>I'm with that, but I'd add Lee Harwood and Tom Raworth. Others e.g. Maggie O'Sullivan came later. Before Ashbery etc for me it was the French.
Yes, of course, I simplified for dramatic purposes. There was lots of new things going on in the late 1950s, not just Ashbery.
I don't know why it is that I have a comparative lack of interest in classic modernism, English language stylee -- I can't blame it all on bad teaching at uni. But in those days, like you, I read the first half of the 20th C more through poetry from elsewhere - Sodergran, Boye, Ekelof, Diktonius, Transtromer, Haavikko, Saarikoski, Pavese Montale Quasimodo, Celan, Holub, Rozewicz, mandelstam, reverdy, akhmatova...
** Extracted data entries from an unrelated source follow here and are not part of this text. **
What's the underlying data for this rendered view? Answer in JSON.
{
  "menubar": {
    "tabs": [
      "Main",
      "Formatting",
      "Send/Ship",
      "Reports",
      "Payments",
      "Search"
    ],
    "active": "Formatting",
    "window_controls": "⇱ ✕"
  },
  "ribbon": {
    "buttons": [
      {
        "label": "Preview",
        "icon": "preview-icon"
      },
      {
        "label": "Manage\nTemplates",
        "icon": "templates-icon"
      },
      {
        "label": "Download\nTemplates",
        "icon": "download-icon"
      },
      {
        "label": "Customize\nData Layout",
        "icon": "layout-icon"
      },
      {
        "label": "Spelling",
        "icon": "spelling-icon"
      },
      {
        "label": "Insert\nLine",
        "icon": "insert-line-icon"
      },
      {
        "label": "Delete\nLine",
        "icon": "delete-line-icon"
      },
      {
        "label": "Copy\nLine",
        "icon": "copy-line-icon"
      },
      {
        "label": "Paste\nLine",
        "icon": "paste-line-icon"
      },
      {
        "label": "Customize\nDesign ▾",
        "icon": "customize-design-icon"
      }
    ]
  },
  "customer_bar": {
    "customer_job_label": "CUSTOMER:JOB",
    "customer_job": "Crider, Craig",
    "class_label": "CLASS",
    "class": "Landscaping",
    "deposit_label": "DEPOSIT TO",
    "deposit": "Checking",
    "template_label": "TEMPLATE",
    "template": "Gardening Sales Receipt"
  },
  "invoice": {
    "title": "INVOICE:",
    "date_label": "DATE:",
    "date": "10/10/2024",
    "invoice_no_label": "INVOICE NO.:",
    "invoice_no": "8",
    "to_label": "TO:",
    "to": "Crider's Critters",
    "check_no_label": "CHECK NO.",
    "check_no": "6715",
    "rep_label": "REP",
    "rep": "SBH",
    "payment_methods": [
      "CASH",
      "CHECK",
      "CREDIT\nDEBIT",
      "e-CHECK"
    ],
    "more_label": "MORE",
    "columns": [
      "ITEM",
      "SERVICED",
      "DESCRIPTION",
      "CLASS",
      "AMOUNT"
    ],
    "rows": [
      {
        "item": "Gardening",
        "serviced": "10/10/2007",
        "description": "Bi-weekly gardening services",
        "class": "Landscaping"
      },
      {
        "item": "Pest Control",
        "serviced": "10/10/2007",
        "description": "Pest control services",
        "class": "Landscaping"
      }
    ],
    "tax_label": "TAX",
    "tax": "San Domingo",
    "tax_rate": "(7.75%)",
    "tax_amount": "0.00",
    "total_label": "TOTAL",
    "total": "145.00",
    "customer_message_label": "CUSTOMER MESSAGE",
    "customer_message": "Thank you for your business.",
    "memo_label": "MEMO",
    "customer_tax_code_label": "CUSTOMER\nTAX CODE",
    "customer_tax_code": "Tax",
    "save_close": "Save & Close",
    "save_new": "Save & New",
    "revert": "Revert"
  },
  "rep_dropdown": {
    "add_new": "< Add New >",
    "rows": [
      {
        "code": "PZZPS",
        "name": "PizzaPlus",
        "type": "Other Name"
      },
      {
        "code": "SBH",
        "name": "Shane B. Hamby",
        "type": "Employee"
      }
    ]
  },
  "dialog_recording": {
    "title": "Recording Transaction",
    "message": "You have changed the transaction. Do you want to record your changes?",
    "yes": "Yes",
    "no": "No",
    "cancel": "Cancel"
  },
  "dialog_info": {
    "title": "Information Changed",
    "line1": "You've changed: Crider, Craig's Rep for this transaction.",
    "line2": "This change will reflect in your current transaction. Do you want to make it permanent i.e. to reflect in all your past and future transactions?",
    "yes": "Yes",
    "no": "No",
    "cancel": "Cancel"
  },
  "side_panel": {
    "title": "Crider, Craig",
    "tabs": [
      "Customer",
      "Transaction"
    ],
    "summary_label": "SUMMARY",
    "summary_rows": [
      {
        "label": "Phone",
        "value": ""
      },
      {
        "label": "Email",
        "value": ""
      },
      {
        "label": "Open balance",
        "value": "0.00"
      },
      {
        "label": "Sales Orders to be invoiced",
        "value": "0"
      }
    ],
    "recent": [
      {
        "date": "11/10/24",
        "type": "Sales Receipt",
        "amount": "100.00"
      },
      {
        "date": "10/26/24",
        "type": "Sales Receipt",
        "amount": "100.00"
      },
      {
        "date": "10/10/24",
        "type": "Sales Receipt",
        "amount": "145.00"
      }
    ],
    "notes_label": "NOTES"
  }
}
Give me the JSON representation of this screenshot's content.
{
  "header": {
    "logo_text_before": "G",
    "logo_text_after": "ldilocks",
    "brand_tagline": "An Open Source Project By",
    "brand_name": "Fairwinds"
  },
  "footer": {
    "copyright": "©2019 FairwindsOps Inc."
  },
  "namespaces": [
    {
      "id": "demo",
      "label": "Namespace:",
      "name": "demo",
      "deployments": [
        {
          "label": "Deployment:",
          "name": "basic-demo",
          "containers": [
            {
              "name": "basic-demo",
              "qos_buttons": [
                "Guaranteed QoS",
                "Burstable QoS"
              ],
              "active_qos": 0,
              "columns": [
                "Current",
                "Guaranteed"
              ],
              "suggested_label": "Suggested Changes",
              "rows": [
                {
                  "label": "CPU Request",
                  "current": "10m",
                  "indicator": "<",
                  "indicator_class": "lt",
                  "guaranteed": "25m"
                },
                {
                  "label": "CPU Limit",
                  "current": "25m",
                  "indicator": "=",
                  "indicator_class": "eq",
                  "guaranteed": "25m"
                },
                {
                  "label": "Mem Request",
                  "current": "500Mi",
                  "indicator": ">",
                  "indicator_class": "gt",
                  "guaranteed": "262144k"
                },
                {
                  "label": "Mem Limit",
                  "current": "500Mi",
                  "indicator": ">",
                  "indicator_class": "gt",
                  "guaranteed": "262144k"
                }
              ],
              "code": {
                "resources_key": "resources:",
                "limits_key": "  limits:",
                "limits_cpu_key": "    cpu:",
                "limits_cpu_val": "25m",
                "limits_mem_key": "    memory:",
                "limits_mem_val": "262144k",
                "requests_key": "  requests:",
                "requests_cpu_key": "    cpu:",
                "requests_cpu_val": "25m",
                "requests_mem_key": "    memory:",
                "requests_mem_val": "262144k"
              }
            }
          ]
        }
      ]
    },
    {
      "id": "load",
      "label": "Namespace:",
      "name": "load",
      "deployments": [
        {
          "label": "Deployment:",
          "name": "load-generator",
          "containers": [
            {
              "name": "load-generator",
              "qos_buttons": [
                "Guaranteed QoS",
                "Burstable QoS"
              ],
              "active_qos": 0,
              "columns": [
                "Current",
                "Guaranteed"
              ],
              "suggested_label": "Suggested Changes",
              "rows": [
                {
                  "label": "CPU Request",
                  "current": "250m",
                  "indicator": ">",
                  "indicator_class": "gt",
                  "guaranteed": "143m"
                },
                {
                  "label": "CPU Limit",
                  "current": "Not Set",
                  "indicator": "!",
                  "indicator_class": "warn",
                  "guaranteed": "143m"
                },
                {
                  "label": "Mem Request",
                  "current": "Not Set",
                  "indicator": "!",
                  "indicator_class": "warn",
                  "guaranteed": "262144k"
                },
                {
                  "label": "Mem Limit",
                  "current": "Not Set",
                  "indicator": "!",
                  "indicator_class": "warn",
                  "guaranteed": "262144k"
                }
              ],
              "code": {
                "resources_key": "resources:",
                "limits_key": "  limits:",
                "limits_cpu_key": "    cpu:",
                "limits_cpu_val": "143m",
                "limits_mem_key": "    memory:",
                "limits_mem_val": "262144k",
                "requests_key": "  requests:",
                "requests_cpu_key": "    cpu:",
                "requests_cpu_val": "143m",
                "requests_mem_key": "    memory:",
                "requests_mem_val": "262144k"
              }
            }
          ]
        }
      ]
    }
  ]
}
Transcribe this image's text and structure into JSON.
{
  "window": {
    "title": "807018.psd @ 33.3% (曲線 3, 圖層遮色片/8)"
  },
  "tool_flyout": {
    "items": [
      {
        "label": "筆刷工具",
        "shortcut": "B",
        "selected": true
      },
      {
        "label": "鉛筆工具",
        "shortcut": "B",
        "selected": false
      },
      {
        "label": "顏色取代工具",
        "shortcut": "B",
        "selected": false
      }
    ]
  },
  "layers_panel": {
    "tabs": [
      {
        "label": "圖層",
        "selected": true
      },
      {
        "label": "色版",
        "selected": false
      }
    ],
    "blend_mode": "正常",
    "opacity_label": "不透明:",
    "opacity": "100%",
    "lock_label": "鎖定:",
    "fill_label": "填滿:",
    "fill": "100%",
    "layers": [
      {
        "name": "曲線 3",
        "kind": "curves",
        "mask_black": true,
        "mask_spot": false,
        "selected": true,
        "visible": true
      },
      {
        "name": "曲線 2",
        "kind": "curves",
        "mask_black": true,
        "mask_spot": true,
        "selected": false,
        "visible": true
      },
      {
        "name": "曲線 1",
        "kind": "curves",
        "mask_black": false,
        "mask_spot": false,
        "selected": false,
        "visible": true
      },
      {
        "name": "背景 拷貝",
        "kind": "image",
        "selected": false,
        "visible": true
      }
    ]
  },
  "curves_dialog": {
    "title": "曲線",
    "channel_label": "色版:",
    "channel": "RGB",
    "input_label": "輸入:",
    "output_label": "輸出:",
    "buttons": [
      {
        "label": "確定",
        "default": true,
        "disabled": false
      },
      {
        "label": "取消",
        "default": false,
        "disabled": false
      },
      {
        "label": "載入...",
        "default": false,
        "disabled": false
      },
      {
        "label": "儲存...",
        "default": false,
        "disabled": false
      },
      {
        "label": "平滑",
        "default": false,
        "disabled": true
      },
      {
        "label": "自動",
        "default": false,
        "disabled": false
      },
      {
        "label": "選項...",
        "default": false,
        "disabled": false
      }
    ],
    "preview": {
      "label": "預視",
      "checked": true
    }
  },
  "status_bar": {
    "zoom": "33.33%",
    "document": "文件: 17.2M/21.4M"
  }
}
The obvious explanation is a distaste for how all literary English speakers - Zukofsky, Stein, Lawrence, even Joyce and Beckett to an extent - were using the language in the period 1910 - 1950. At some level, my reading is persistently disrupted by a visceral feeling that could be crudely expressed as "You sound fake". That isn't my considered judgment, it comes out of what we hippies call the right brain not the left brain, and it's obviously my issue, but perhaps articulating it isn't wholly without interest.